What ways are there to learn, besides the obvious reading the Intel® 64 and IA-32 Architectures Software Developer's Manuals ?
Mainly I'm interested to work with the GCC X86 Built-in Functions.
Hello, I want to learn more about using the SSE.
What ways are there to learn, besides the obvious reading the Intel® 64 and IA-32 Architectures Software Developer's Manuals ?
Mainly I'm interested to work with the GCC X86 Built-in Functions.
First, I don't recommend on using the built-in functions - they are not portable (across compilers of the same arch).
Use intrinsics, GCC does a wonderful job optimizing SSE intrinsics into even more optimized code.
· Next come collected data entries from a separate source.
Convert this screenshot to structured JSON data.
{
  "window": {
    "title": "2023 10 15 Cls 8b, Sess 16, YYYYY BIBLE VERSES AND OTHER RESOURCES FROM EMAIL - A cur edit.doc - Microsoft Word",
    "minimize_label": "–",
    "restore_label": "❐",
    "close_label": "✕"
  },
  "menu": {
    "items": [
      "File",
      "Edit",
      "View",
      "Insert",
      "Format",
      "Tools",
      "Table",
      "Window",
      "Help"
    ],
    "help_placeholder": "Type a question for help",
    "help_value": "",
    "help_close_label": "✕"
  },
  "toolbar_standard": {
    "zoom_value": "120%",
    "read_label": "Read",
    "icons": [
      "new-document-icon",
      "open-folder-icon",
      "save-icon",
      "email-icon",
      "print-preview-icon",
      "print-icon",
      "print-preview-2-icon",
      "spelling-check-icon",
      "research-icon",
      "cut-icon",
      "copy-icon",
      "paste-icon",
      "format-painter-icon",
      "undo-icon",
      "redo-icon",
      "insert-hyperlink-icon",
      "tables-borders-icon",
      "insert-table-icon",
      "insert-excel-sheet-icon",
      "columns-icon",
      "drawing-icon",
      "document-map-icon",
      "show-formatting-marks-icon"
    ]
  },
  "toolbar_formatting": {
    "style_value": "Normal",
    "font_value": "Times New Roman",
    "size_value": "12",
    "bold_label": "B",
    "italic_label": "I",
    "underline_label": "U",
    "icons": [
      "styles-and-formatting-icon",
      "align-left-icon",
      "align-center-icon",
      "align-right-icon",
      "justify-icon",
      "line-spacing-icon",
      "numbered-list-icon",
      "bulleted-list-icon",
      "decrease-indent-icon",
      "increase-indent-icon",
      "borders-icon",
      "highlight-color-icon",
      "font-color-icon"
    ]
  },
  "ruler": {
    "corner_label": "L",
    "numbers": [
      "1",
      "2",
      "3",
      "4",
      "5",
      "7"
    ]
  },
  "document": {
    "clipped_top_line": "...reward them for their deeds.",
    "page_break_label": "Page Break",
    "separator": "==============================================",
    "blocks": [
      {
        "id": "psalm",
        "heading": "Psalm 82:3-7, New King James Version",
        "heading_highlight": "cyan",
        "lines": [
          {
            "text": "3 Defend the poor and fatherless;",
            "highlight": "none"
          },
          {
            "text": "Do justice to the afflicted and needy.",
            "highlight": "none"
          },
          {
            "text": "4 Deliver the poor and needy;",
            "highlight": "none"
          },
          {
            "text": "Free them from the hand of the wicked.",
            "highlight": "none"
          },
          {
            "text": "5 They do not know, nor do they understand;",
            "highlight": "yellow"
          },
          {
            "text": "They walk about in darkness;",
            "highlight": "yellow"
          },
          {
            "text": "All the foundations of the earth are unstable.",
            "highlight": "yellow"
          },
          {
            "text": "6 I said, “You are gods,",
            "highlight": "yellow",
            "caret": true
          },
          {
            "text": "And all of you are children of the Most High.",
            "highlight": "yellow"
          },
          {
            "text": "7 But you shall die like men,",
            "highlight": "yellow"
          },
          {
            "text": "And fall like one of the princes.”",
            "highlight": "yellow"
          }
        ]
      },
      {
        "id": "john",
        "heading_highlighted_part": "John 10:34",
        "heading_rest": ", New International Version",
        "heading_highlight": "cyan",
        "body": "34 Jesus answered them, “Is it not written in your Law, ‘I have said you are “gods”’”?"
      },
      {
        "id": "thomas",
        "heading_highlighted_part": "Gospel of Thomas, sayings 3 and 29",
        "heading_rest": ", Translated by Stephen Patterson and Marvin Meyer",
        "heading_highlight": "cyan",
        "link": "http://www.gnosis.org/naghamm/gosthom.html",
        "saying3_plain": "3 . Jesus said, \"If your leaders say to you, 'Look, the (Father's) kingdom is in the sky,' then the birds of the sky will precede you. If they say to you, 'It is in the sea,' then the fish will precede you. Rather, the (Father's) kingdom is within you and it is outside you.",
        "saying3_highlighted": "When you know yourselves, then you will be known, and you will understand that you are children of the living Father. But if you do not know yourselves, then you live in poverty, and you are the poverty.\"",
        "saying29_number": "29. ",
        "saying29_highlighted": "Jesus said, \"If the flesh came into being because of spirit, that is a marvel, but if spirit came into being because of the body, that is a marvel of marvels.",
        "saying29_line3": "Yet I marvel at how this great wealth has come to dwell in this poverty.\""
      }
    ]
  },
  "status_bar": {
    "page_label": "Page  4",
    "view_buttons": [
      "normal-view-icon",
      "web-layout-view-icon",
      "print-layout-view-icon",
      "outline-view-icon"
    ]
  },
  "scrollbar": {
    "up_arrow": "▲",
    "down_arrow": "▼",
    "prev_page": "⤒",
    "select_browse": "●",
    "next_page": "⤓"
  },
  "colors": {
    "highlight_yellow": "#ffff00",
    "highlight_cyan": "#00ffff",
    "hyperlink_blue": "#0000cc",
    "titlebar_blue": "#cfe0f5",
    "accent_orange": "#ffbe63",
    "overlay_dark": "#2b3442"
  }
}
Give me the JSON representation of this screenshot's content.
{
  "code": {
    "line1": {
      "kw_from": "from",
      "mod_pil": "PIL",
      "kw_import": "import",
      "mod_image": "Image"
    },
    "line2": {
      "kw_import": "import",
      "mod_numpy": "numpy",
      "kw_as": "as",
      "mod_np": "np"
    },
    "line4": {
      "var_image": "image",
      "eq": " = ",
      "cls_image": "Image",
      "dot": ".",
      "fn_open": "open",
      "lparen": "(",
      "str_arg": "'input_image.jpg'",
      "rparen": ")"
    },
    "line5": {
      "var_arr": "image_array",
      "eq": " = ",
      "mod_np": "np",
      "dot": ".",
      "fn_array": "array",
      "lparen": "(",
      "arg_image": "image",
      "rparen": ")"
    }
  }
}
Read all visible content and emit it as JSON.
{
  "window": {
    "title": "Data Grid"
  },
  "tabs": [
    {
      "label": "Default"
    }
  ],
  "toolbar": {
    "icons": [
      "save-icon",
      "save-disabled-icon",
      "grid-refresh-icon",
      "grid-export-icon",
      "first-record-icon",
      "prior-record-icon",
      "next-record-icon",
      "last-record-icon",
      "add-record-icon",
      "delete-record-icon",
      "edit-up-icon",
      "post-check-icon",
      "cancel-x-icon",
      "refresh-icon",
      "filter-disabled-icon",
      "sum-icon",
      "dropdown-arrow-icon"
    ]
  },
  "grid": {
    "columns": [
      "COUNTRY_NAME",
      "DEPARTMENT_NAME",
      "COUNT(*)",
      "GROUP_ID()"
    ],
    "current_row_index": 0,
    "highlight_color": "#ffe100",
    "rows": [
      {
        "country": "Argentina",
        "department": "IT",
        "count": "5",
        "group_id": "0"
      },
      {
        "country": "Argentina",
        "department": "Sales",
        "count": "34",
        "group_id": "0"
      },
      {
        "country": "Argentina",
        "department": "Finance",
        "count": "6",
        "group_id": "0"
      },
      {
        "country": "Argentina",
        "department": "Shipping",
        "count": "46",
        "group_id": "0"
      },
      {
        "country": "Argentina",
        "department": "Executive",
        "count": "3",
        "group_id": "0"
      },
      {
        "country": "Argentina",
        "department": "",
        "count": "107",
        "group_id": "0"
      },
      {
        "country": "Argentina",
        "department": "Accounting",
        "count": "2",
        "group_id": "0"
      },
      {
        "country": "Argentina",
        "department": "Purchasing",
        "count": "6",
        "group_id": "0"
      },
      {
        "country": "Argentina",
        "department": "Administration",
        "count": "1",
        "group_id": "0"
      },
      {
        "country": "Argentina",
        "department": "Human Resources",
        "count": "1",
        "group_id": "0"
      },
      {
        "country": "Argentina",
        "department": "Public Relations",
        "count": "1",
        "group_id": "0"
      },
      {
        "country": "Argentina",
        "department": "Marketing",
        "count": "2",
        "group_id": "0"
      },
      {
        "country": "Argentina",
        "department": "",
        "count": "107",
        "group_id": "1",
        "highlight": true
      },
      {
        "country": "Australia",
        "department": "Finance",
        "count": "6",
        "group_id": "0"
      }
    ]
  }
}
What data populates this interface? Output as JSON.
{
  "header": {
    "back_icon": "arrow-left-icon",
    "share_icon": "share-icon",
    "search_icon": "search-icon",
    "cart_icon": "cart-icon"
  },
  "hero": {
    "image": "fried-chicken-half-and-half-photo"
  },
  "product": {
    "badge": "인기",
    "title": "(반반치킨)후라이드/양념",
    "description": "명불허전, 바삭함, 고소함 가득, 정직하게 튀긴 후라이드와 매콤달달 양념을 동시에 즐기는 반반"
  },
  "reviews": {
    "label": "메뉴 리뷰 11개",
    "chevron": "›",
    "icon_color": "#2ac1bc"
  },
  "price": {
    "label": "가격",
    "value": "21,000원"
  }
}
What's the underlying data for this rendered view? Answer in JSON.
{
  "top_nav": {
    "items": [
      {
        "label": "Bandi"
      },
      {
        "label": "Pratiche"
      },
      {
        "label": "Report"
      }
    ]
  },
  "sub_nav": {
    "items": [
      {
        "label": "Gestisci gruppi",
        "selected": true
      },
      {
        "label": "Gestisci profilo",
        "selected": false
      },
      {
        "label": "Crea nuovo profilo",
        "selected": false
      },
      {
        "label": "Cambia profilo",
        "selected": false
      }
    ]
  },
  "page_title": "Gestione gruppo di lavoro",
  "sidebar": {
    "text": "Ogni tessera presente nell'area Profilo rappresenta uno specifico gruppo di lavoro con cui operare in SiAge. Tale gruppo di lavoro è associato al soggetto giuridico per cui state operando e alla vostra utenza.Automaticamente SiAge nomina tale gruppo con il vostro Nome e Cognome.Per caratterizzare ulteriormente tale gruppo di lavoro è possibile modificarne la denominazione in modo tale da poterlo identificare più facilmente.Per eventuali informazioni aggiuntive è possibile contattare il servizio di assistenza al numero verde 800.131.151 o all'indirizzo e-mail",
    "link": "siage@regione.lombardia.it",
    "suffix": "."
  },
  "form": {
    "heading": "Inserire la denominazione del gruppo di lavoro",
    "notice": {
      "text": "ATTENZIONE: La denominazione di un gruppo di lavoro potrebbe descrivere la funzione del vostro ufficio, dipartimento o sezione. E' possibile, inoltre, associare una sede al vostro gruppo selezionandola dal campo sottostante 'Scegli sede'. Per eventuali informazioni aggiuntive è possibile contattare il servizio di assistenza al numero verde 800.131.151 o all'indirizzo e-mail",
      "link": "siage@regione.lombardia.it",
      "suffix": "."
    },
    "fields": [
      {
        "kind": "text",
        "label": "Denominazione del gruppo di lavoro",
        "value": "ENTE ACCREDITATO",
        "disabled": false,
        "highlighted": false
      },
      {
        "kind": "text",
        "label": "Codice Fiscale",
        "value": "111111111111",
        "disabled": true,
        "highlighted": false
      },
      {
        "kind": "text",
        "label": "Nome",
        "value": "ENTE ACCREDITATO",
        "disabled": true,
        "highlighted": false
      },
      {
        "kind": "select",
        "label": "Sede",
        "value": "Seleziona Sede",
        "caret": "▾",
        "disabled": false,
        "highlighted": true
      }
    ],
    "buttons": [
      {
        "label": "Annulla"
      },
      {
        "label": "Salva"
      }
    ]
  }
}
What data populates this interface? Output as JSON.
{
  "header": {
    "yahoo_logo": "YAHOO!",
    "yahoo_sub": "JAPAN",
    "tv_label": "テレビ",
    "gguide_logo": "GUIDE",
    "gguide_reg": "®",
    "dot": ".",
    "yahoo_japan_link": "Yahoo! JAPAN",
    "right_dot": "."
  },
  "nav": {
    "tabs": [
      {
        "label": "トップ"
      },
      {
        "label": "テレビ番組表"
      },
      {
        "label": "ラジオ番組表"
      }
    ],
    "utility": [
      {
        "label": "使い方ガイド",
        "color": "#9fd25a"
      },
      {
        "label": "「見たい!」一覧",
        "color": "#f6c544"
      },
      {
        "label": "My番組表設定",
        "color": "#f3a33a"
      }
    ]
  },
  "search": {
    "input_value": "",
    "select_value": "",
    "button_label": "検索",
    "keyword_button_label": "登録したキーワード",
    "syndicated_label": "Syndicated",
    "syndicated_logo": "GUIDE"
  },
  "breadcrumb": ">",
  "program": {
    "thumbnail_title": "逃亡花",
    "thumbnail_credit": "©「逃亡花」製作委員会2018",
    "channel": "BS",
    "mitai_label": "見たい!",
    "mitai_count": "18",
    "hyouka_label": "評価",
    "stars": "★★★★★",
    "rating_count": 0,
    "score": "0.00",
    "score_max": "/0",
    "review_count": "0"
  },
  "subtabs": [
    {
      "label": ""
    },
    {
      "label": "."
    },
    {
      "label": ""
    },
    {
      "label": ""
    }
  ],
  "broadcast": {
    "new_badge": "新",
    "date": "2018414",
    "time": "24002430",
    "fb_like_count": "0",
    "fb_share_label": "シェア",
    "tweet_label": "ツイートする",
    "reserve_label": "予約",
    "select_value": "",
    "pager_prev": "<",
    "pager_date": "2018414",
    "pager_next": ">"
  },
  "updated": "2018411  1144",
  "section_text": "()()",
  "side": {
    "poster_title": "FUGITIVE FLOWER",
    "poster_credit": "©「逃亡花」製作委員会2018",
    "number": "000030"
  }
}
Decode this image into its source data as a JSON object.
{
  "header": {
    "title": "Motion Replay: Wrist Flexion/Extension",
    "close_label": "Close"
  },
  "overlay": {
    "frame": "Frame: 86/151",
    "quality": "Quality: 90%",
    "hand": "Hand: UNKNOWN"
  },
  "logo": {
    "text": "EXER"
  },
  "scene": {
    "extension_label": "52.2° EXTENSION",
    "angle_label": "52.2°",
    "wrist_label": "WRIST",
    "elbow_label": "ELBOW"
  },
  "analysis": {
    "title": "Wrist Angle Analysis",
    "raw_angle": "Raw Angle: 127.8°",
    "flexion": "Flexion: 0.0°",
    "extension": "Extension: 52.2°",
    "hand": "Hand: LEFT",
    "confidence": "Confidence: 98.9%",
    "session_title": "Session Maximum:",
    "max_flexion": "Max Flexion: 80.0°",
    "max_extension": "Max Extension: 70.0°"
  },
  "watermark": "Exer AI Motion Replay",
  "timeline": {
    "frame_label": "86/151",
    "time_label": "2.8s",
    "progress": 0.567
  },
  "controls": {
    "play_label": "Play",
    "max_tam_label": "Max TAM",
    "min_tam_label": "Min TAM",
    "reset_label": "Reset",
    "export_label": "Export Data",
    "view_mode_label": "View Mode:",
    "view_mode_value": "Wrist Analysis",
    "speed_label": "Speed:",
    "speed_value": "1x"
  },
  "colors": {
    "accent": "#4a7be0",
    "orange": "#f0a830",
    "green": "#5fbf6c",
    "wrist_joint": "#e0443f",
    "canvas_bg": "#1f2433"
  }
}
You can always have a peek at the assembly and see how to use SSE to it's full potential.
Intrinsics are easy - just like normal function calls:
#include <xmmintrin.h>
__m128 vector1 = _mm_set1_ps(4, 3, 2, 1); // Little endian, stored in 'reverse'
__m128 vector2 = _mm_set1_ps(7, 8, 9, 0);
// Addition
__m128 result = _mm_add_ps(vector1, vector2); // result = vector1 + vector 2
// A more advanced function, called shuffle
vector1 = _mm_shuf_ps(vector1, vector1, _MM_SHUFFLE(0,1,2,3));
// vector1 is now (1, 2, 3, 4) (above shuffle reversed it)
Of course there are way more options, SSE is really powerful and in my opinion relatively easy to learn.
Since you asked for resources:
A practical guide to using SSE with C++: Good conceptual overview on how to use SSE effectively, with examples.
ompf.org: This is a raytracing forum, but has quite a lot of threads on SIMD, giving useful snippets, discussing pitfalls, etc.
MSDN Listing of Compiler Intrinsics: Comprehensive reference for all your intrinsic needs. It's MSDN, but pretty much all the intrinsics listed here are supported by GCC and ICC as well.
Christopher Wright's SSE Page: Quick reference on the meanings of the SSE opcodes. I guess the Intel Manuals can serve the same function, but this is faster.
It's probably best to write most of your code in intrinsics, but do check the objdump of your compiler's output to make sure that it's producing efficient code. SIMD code generation is still a fairly new technology and it's very possible that the compiler might get it wrong in some cases.